I ponder my options.  I use my phone's internet browser to check Amazon for code-free players.  I feel somewhat mollified by the fact that they do, in fact, have some and that (therefore) I can get one.  But that's in a few days.  I wanna watch my DVD now.  (Whine whine whine.)

I go to the food court and eat my favorite mall fast food.  I figure the protein will help me think.

I have one chance left for watching my DVD that night.  It's very long, but I try to convince myself it might work.  My new computer has a DVD drive on it.  Two, in fact.  Maybe those would be code-free.  Maybe?  I mean, Dell sells the same computers everywhere, right?  They wouldn't bother with different DVD drives for different countries, would they?  A computer's a computer.  Right?

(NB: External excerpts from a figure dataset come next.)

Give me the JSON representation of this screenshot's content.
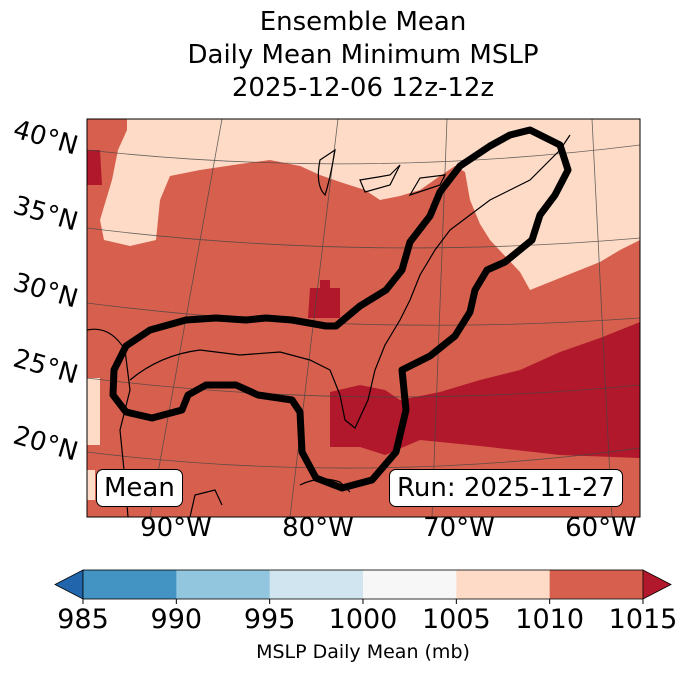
{
  "chart_data": {
    "type": "heatmap",
    "title_lines": [
      "Ensemble Mean",
      "Daily Mean Minimum MSLP",
      "2025-12-06 12z-12z"
    ],
    "map_projection": "conic",
    "lat_ticks": [
      "40°N",
      "35°N",
      "30°N",
      "25°N",
      "20°N"
    ],
    "lon_ticks": [
      "90°W",
      "80°W",
      "70°W",
      "60°W"
    ],
    "colorbar": {
      "label": "MSLP Daily Mean (mb)",
      "levels": [
        985,
        990,
        995,
        1000,
        1005,
        1010,
        1015
      ],
      "tick_labels": [
        "985",
        "990",
        "995",
        "1000",
        "1005",
        "1010",
        "1015"
      ],
      "colors": [
        "#4393c3",
        "#92c5de",
        "#d1e5f0",
        "#f7f7f7",
        "#fddbc7",
        "#d6604d"
      ],
      "under_color": "#2166ac",
      "over_color": "#b2182b",
      "extend": "both"
    },
    "field_summary": {
      "dominant_range": [
        1010,
        1015
      ],
      "north_and_northeast_range": [
        1005,
        1010
      ],
      "southeast_atlantic_range": [
        1015,
        null
      ]
    },
    "contour": {
      "color": "#000000",
      "description_level": "highlighted region"
    },
    "annotations": {
      "left": "Mean",
      "right": "Run: 2025-11-27"
    }
  }
}
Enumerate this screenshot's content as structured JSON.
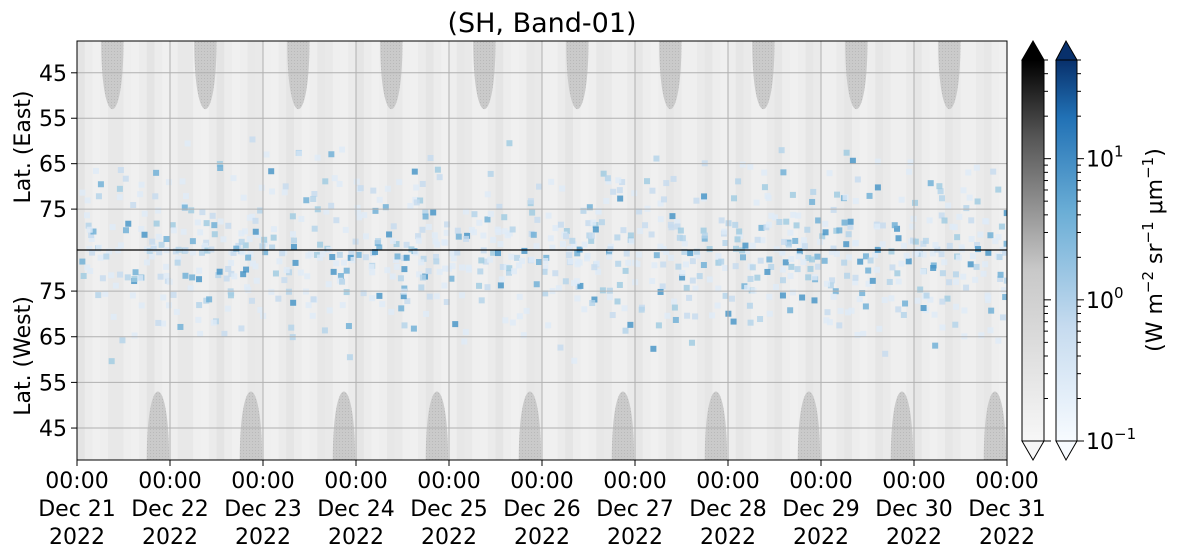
{
  "chart_data": {
    "type": "heatmap",
    "title": "(SH, Band-01)",
    "y_upper_label": "Lat. (East)",
    "y_lower_label": "Lat. (West)",
    "y_upper_ticks": [
      45,
      55,
      65,
      75
    ],
    "y_lower_ticks": [
      75,
      65,
      55,
      45
    ],
    "y_range_each_panel": [
      38,
      84
    ],
    "x_ticks": [
      {
        "time": "00:00",
        "date": "Dec 21",
        "year": "2022"
      },
      {
        "time": "00:00",
        "date": "Dec 22",
        "year": "2022"
      },
      {
        "time": "00:00",
        "date": "Dec 23",
        "year": "2022"
      },
      {
        "time": "00:00",
        "date": "Dec 24",
        "year": "2022"
      },
      {
        "time": "00:00",
        "date": "Dec 25",
        "year": "2022"
      },
      {
        "time": "00:00",
        "date": "Dec 26",
        "year": "2022"
      },
      {
        "time": "00:00",
        "date": "Dec 27",
        "year": "2022"
      },
      {
        "time": "00:00",
        "date": "Dec 28",
        "year": "2022"
      },
      {
        "time": "00:00",
        "date": "Dec 29",
        "year": "2022"
      },
      {
        "time": "00:00",
        "date": "Dec 30",
        "year": "2022"
      },
      {
        "time": "00:00",
        "date": "Dec 31",
        "year": "2022"
      }
    ],
    "x_range_days": [
      0,
      10
    ],
    "grid": true,
    "colorbar": {
      "label": "(W m$^{-2}$ sr$^{-1}$ $\\mu$m$^{-1}$)",
      "label_parts": [
        "(W m",
        "−2",
        " sr",
        "−1",
        " μm",
        "−1",
        ")"
      ],
      "scale": "log",
      "range": [
        0.1,
        50
      ],
      "tick_labels": [
        {
          "value": 10,
          "base": "10",
          "exp": "1"
        },
        {
          "value": 1,
          "base": "10",
          "exp": "0"
        },
        {
          "value": 0.1,
          "base": "10",
          "exp": "−1"
        }
      ],
      "gray_map": {
        "low": "#f7f7f7",
        "high": "#000000"
      },
      "blue_map": {
        "low": "#f7fbff",
        "high": "#08306b"
      },
      "extend": "both"
    },
    "night_region_color": "#c4c4c4",
    "aurora_color": "#9ecae1",
    "divider_color": "#000000"
  }
}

I'm half tempted to stop at the Dell booth in the mall and ask the guy, but I figure he won't know anyway.  I go home and crank up the computer.  I find a British DVD I don't need very much.  (The screwdriver incident is still fresh in my mind, and I have some irrational fear that sticking a region 2 disk into a region 1 DVD drive might blow up the disk or something.)

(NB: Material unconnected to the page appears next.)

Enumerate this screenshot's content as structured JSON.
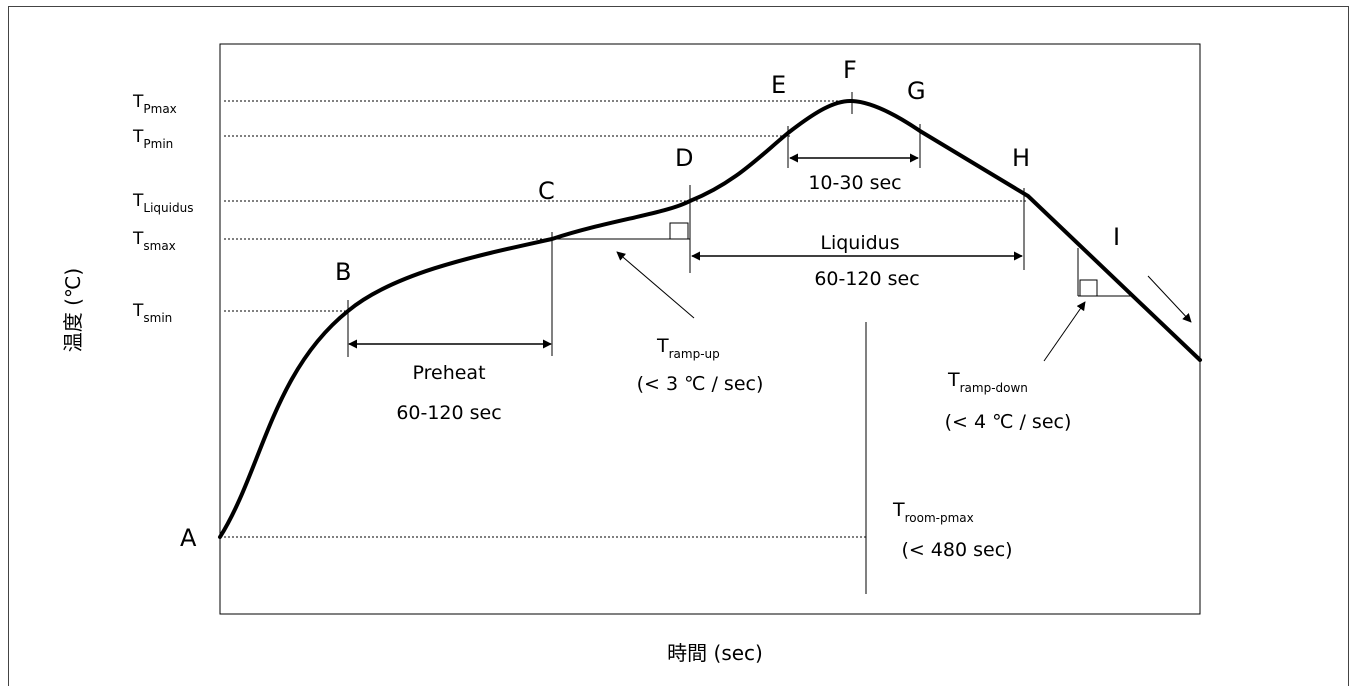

My DVD drive gives me a friendly error message about how I've inserted a disk with a different region code than my DVD drive.  That's pretty much what I expected.  Darn.

But then it offers me choices.  Would I like to insert a disk from the proper region, or would I like to change the region on my DVD drive?

Really?  I sidle up to the computer warily and hit option B, waiting for the catch.

It lets me reassign the DVD drive to Region 2 (Western Europe).  This is a good thing.  It tells me I can only reassign the region code a total of five times and asks if I'm down with that.  I am so down with that.

Interesting story here.  A few months ago, I bought this computer.  About a month later, my Dad wanted to buy a similar computer, and he'd pretty much copied the specs I used in ordering his computer.  Excepting one thing.  I got two optical drives, while he only got one. 

Now, I got the DVD-RW drive (or whatever) and also the DVD-ROM/CD-RW combo drive.  Because I wanted to be able to burn DVDs, but also thought, y'know, pretty stupid to have a DVD drive only and not be able to play and burn CDs, too.  So when I saw my dad only had the DVD-RW drive, I said he'd made a mistake and asked what he expected to read CDs with.  And he said that the guy at Dell assured him that the DVD-RW drive was also a combo drive and that it would handle CDs too.  And I felt like a total bozo for not having read the fine print on that one, because, yeah, I could've just got the single drive, and then I could've even gotten the sleeker case and ... oh hell, it's bought now.  I justified it by thinking I could at least burn stuff a lot faster with two drives.

Well, look what happened.  I now have a real live legitimate reason for having two DVD drives in my computer.  One of them is now British.  Ha.

(And the first episode of Life on Mars is awesome.)

1 comment:

Anonymous said...

Hi from The Netherlands, could you not just play the DVD in your computer? Or is that a silly question.